No, you can’t make payments with a credit card. You can have payments deducted automatically from a checking account or use a debit card. Payments made via a debit card will incur a convenience fee from Credit Strong.
Opening a new line of credit, whether installment or revolving, can temporarily lower the average age of credit lines on your account. As a general rule, this impact fades after six months. Remember, during this time, you’re also benefiting from the positive impact that Credit Strong provides. Overall, these factors should outweigh the temporary and small decrease, though every situation is different.
Yes. Credit Strong is a division of Austin Capital Bank, a member of the FDIC.
My Credit Strong Analysis
Credit Strong works best as a short-term solution. Your long-term goal should be to build a solid credit history where you no longer need these products. After all, the longer you rely on credit builder products to maintain a healthy score, the more you’ll pay. But beyond that, relying on these products comes with risks.

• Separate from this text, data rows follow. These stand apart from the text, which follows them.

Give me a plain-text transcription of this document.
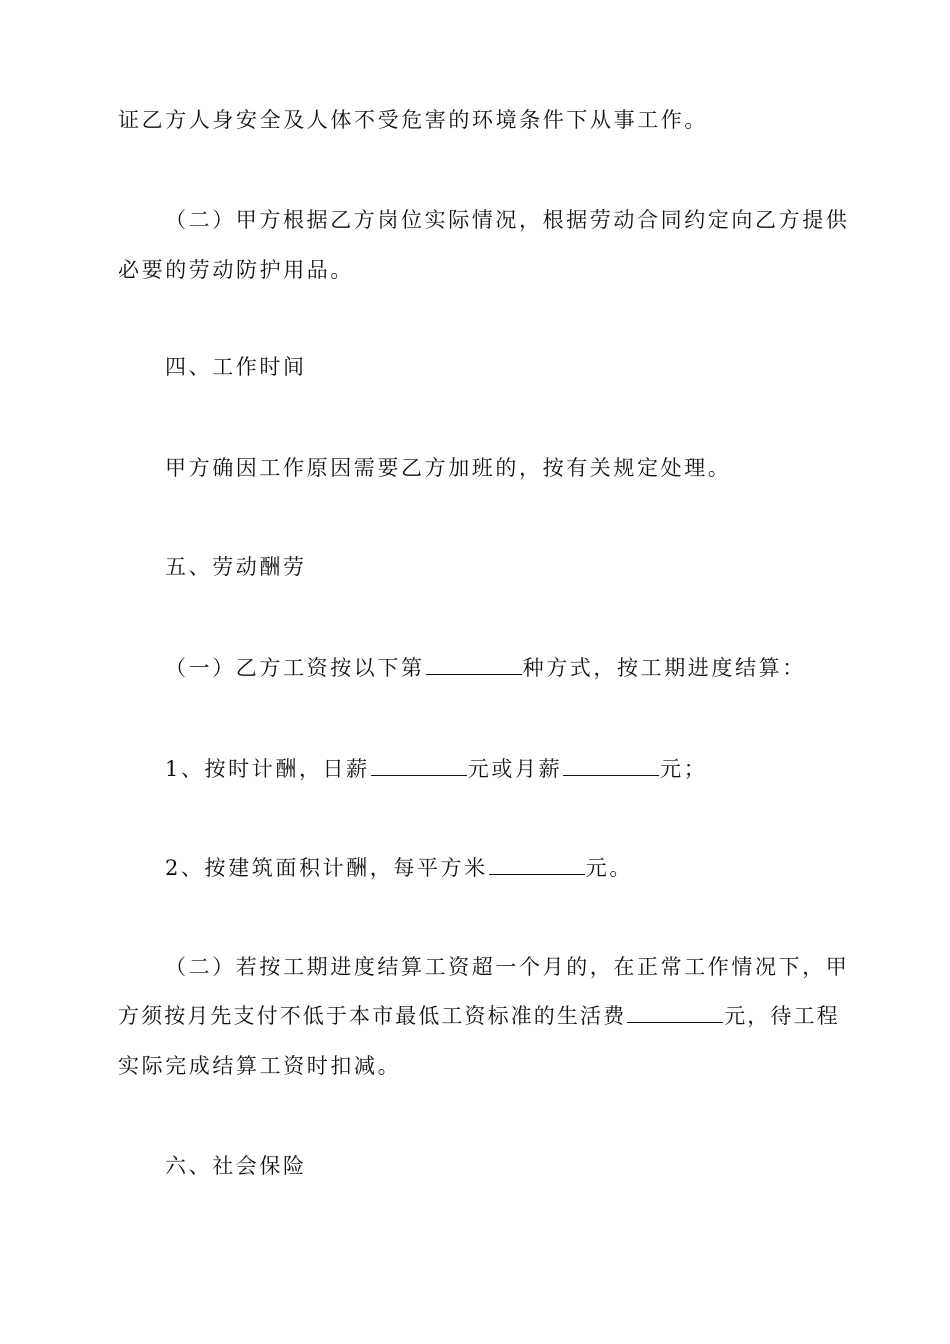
证乙方人身安全及人体不受危害的环境条件下从事工作。
（二）甲方根据乙方岗位实际情况，根据劳动合同约定向乙方提供
必要的劳动防护用品。
四、工作时间
甲方确因工作原因需要乙方加班的，按有关规定处理。
五、劳动酬劳
（一）乙方工资按以下第	种方式，按工期进度结算：
1、按时计酬，日薪	元或月薪	元；
2、按建筑面积计酬，每平方米	元。
（二）若按工期进度结算工资超一个月的，在正常工作情况下，甲
方须按月先支付不低于本市最低工资标准的生活费	元，待工程
实际完成结算工资时扣减。
六、社会保险
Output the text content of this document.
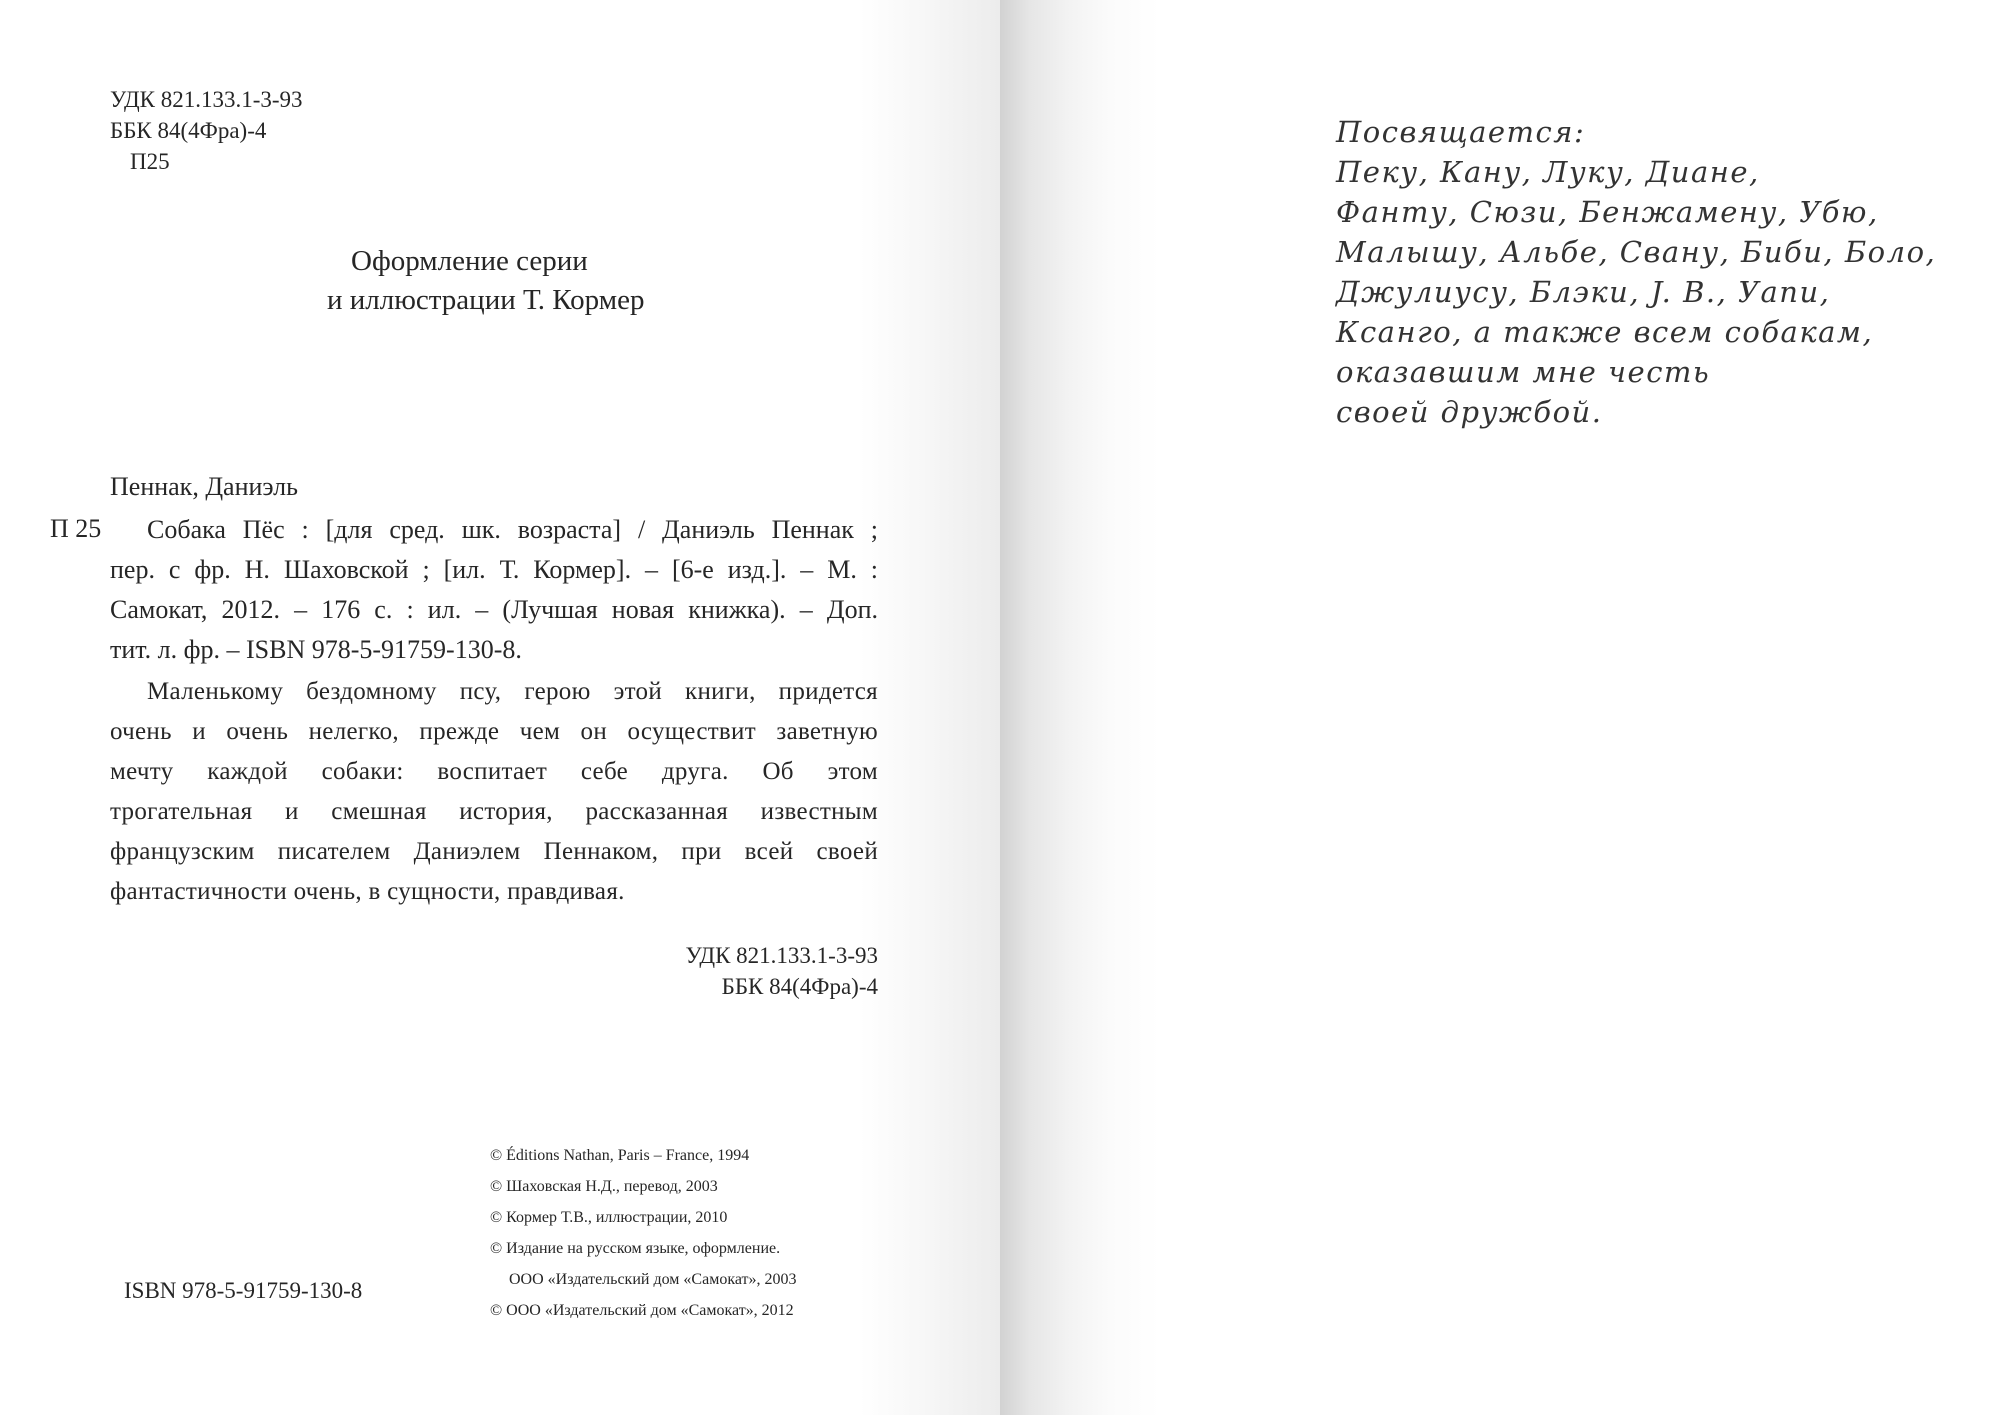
УДК 821.133.1-3-93
ББК 84(4Фра)-4
П25
Оформление серии
и иллюстрации Т. Кормер
Пеннак, Даниэль
П 25	Собака Пёс : [для сред. шк. возраста] / Даниэль Пеннак ;
пер. с фр. Н. Шаховской ; [ил. Т. Кормер]. – [6-е изд.]. – М. :
Самокат, 2012. – 176 с. : ил. – (Лучшая новая книжка). – Доп.
тит. л. фр. – ISBN 978-5-91759-130-8.
Маленькому бездомному псу, герою этой книги, придется
очень и очень нелегко, прежде чем он осуществит заветную
мечту каждой собаки: воспитает себе друга. Об этом
трогательная и смешная история, рассказанная известным
французским писателем Даниэлем Пеннаком, при всей своей
фантастичности очень, в сущности, правдивая.
УДК 821.133.1-3-93
ББК 84(4Фра)-4
© Éditions Nathan, Paris – France, 1994
© Шаховская Н.Д., перевод, 2003
© Кормер Т.В., иллюстрации, 2010
© Издание на русском языке, оформление.
ООО «Издательский дом «Самокат», 2003
© ООО «Издательский дом «Самокат», 2012
ISBN 978-5-91759-130-8
Посвящается:
Пеку, Кану, Луку, Диане,
Фанту, Сюзи, Бенжамену, Убю,
Малышу, Альбе, Свану, Биби, Боло,
Джулиусу, Блэки, J. B., Уапи,
Ксанго, а также всем собакам,
оказавшим мне честь
своей дружбой.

For example, part of your credit score is the age of your accounts, and another part is your credit utilization ratio. When you close your account, you lose what may be your oldest account and also suffer from a reduction in available credit — both things that can hurt your credit score.
If you haven’t built sufficient credit outside of these products, you may find yourself right back where you started: looking for credit builder products to help improve your credit score.
The best scenario is to use a service like Credit Strong for three to six months, benefit from a temporary credit score increase, and then — near the end of that period — apply for a more traditional line of credit, such as a no-annual-fee credit card from a major bank.
If you feel like you fit in this camp, then Credit Strong does have a lot to offer.